O presidente da Comissão Externa da Câmara dos Deputados destinada a acompanhar os desdobramentos da tragédia em Mariana, deputado Sarney Filho (PV-MA), e a subprocuradora Geral da República, Sandra Cureaux, criticaram hoje, 18, o decreto da presidente Dilma Rousseff que modificou as regras para liberação do Fundo de Garantia do Tempo de Serviço (FGTS). Para eles, a alteração poderá abrir uma brecha para que advogados da Samarco Mineradora tentem diminuir a responsabilidade da empresa na tragédia de Mariana. De acordo com o decreto presidencial, do dia 13 de novembro, desastres decorrentes do rompimento de barragens passam a ser considerados como naturais para fins de saque do benefício.
“Em primeiro lugar, o fundo não foi criado para que o trabalhador o utilize em desastres aos quais ele não deu causa.
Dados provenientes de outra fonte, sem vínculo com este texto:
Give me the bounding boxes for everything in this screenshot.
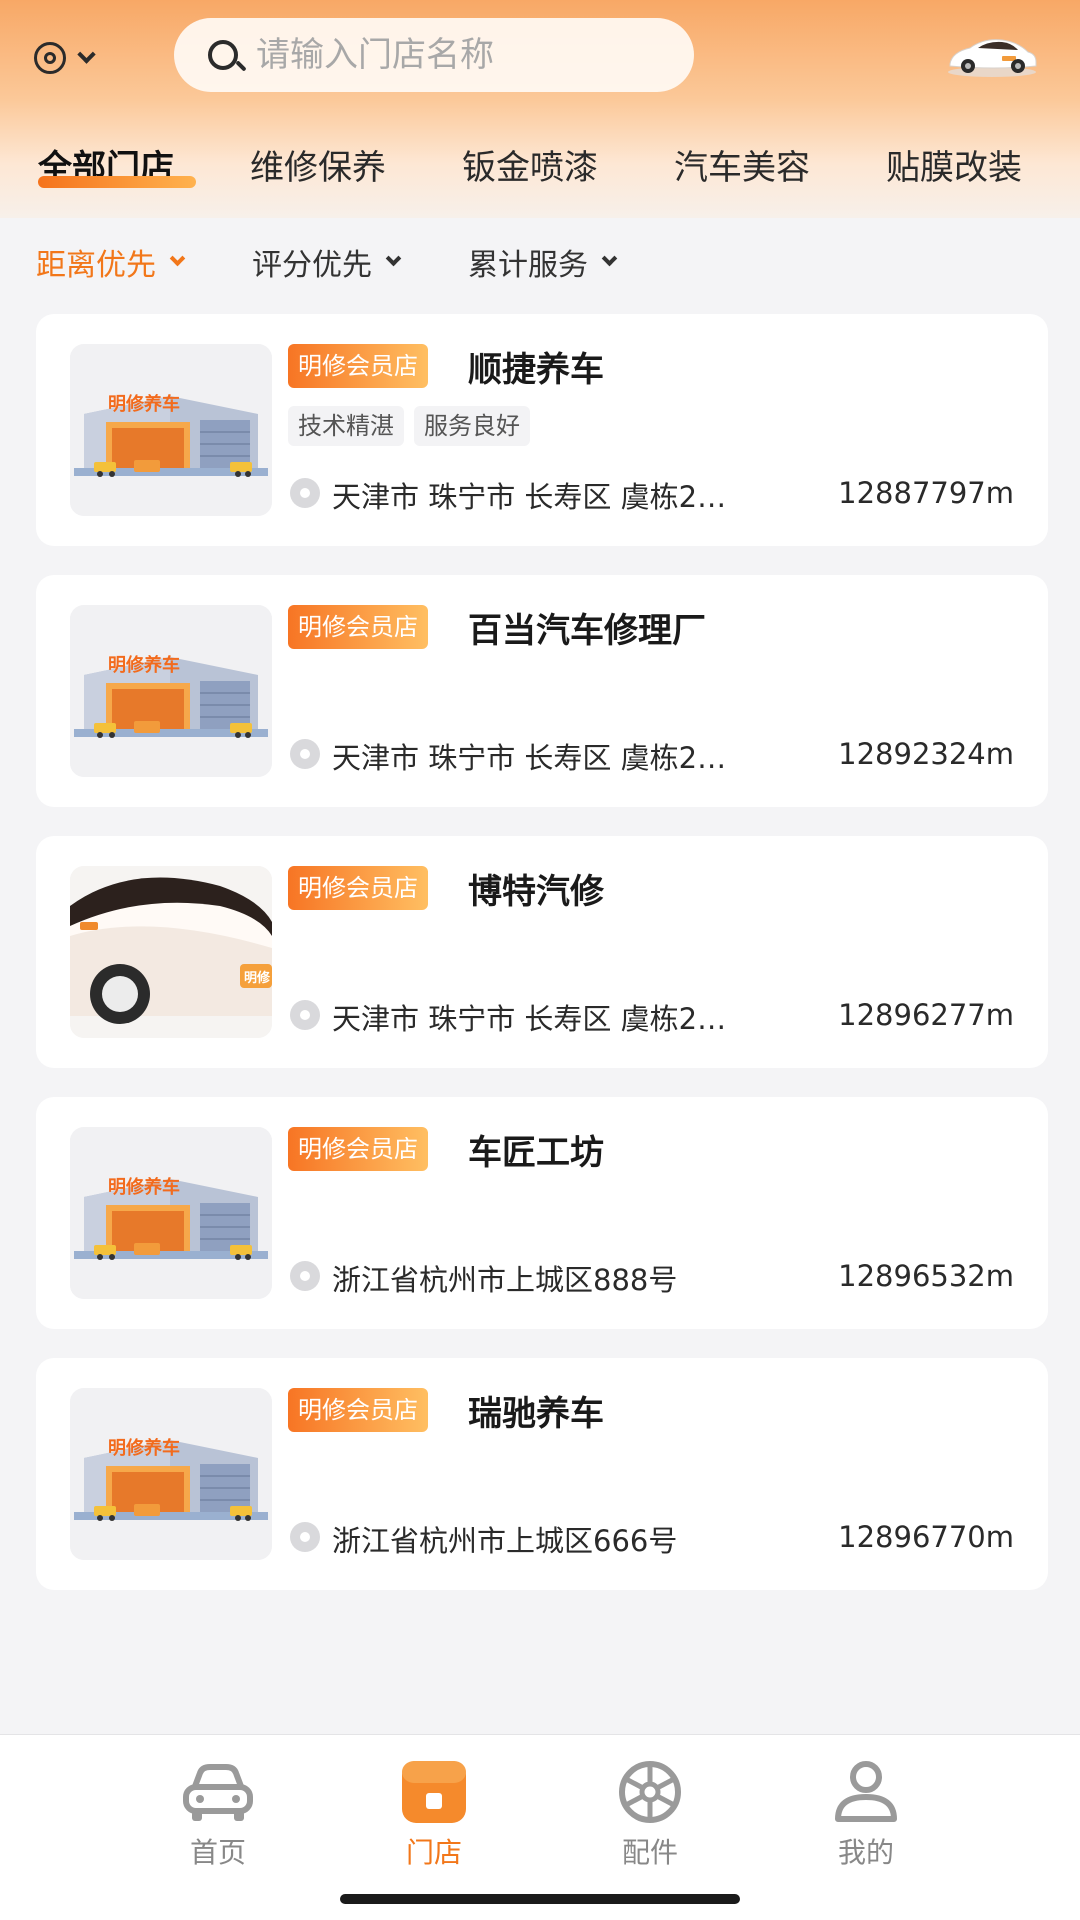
store-address: 浙江省杭州市上城区666号 <box>332 1524 678 1558</box>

Segundo: dificilmente os moradores de Bento Rodrigues têm saldo suficiente, no FGTS, para compensar as perdas que tiveram”, destacou Sandra.
Sarney Filho reforçou que caso o governo insista no uso do FGTS, caberá à Câmara dos Deputados fazer um Projeto de Decreto Legislativo (PDC) suspendendo a medida.
“Mesmo que a intenção tenha sido apoiar as vítimas, na verdade caberá à Samarco, responsável pelo desastre, arcar com todas as responsabilidades, desde a indenização das populações à reparação dos danos causados no meio ambiente”, sustentou.
As declarações foram dadas durante audiência pública das comissões de Meio Ambiente e Desenvolvimento Sustentável, Legislação Participativa, Direitos Humanos e Minorias e de Fiscalização Financeira e Controle, da Câmara dos Deputados.
Samarco ausente
Convidada para participar da audiência, a empresa Samarco não enviou representantes para o debate. A ausência de membros da mineradora foi alvo de críticas dos deputados.
“É uma falta de respeito da empresa com o Legislativo e com os brasileiros. Espero que a gente não precise se utilizar de uma convocação, ou da criação de uma CPI, para ouvir da Samarco as explicações necessárias”, disse Sarney Filho, ao tempo em que defendeu que a empresa seja responsabilizada pela recuperação da bacia do Rio Doce, atingida por quase 50 milhões de m³ de rejeitos de mineração, o que comprometeu toda a vida aquática por mais de 500 km, até a costa do Espírito Santo.
Multa
Sarney Filho adiantou que o relatório final dos parlamentares deverá recomendar o fim do limite máximo de R$ 50 milhões estabelecido na Lei de Crimes Ambientais, que impede o IBAMA, mesmo utilizando de todos os instrumentos previstos na lei, lançar uma multa à altura da gravidade do desastre ocorrido. A alteração tem que ser aprovada pelo Congresso Nacional.
No caso do desastre ocorrido em Mariana, o IBAMA aplicou à Samarco cinco multas, o que totalizou R$ 250 milhões.
Luciano Evaristo, presidente-substituto do IBAMA, defendeu o instituto das críticas feitas à multa aplicada. “Tem mais de 500 km de rios atingidos, mas depende do Congresso alterar a legislação”, defendeu.
O prefeito de Mariana, Duarte Júnior, também criticou o valor baixo das multas e manifestou preocupação com a crise financeira do município, outra consequência do desastre. “Multa de R$ 50 milhões é pouca, e a lei tem que prever que a multa seja revertida para os municípios atingidos”, afirmou.
Sarney Filho concordou com o prefeito e disse que a destinação de multas do IBAMA diretamente para os estados e municípios envolvidos será outro ponto que a Comissão Externa incluirá no relatório final.
O prefeito de Mariana disse que com a suspensão das atividades da Samarco, a prefeitura vai deixar de arrecadar, a partir de janeiro, o Imposto sobre os Serviços (ISS) e deixar de receber a Compensação Financeira pela Exploração de Recursos Minerais (Cfem). “Com isso, os serviços básicos à população estão ameaçados. A Samarco, a única responsável, tem que arcar com estes prejuízos”, defendeu.
Durante a reunião foi exibido um vídeo com o depoimento de uma das vítimas do desastre, Josilene da Silva, feito ontem na Assembleia Legislativa de Minas Gerais. Ela reforçou que a empresa Samarco não avisou sobre o rompimento da barragem, e que não havia qualquer plano de retirada de famílias.
“Soubemos de tudo por amigos e parentes que ouviram as informações. A empresa construiu barragens acima de Bento Rodrigues, uma cidade com mais de 100 anos. Sempre tivemos medo. A Samarco comprou todas as terras para explorar em volta da cidade. A empresa tinha os nomes, telefones e e-mails, mas não fez nada. Estamos vivos por milagre”, desabafou.